Tuesday, May 14, 2024
The Observer

ND Cross Country: Small senior class leads Irish squad

 

The Irish didn't always have such a small class of 2013. 

Eight athletes joined the team as freshmen in the fall of 2009, but one by one, runners fell from the pack and the remaining seniors have dwindled to three.

But that may not be so bad.

"We see eye-to-eye on just about everything, so there's not too much discord in trying to figure out how we want to present our goals and our attitude," senior Rebecca Tracy said. "Because there's only three of us, there's less conflict of opinion."

Angela Ryck, who along with Jessica Rydberg rounds out the team's senior leadership, agrees with that assessment.

"Just being on the same page from the start has been helpful," Ryck said. "Last year we had seven seniors, and there was definitely some difference of opinion between them. So having just the three of us has made it really great because there's no confusion that gets passed down to the underclassmen like there was in past years."

Although past upperclassmen didn't always pass on the same advice, Tracy and Ryck say all their older classmates helped them develop over the past three years.

"The seniors in general are usually great for the underclassmen to just watch and learn from," Ryck said. "Even if they're not constantly telling, they're demonstrating. So I think that's one of the real strengths of our team, that every year no matter who they are or how many [seniors we have], we don't feel like we're in a deficit."

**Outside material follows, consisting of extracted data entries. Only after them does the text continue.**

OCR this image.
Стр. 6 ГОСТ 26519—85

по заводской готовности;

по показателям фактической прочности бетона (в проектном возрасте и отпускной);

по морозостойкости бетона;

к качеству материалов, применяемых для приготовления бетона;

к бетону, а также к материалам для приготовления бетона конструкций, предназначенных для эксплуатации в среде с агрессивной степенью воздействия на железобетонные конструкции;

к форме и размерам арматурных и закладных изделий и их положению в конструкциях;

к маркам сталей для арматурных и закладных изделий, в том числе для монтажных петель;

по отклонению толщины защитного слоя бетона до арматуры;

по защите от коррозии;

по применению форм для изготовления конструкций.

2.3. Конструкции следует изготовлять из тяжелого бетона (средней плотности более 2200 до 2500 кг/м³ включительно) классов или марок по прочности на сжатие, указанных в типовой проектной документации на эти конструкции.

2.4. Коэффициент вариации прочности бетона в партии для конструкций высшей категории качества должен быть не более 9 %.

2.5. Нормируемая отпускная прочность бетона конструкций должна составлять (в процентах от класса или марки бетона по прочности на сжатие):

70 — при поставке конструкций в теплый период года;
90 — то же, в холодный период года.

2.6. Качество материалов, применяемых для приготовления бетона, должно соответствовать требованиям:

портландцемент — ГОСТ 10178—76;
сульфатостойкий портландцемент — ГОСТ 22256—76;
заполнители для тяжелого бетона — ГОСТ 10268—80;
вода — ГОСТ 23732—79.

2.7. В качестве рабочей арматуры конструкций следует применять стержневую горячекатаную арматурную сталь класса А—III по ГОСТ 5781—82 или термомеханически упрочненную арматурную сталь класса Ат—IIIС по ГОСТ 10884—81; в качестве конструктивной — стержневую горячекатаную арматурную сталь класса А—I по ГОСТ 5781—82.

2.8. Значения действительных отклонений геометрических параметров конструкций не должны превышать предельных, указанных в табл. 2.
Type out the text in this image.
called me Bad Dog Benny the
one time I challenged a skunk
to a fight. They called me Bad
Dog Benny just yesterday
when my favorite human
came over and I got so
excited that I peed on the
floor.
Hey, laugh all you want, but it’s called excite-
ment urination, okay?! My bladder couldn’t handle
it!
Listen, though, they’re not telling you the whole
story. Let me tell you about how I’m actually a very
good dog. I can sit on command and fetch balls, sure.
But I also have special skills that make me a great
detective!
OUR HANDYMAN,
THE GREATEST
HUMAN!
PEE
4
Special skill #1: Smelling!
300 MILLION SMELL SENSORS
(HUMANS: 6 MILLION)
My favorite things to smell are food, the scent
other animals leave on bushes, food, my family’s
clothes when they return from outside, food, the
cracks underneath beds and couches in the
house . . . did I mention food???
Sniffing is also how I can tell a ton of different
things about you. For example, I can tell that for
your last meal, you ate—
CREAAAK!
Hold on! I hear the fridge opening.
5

Both Ryck and Tracy singled out 2011 graduate Erica Watson as an upperclassman who helped them as younger runners.

"I think Erica Watson probably had the biggest effect on me as an upperclassman to an underclassman" Tracy said. "Just the way she was able to pick people out after workouts for the positive things they had done, just the little accomplishments. Little things like that really made a difference to me when I was an underclassman."

But even the most supportive upperclassmen couldn't convince every struggling underclassman to stick with the team. Some no longer wanted to balance hours of schoolwork with hours of training, some couldn't avoid injuries while training at the level required for Division I competition and some decided that they had other interests that they would rather devote their time to.

"I think what kept the three of us around is that we never really gave ourselves the option - it never occurred to us to not compete here," Ryck said. "The other two seniors, they've been top competitors for us from the start, and freshman year I felt so in-over-my-head, and I felt like I was the slowest person on the team - and I was one of the slower people - but it just never really occurred to me to quit."

Tracy, Ryck and Rydberg haven't often trained as a group due to their differing strengths as runners, but their shared attitudes have carried them through three years of running together.

"Traditionally we've run in different groups: Jessica's a 10k runner, Angela's more of an 800 runner and I've been somewhere in the middle," Tracy said. "But I think we each have the same level of commitment and the same love for what we do. I think that's an unspoken, shared thing, how much we love what we're doing and we want to share it with everyone else."

The seniors will lead the way as Notre Dame prepares for the National Catholic Championship, its first home meet of the year, on Sept. 14.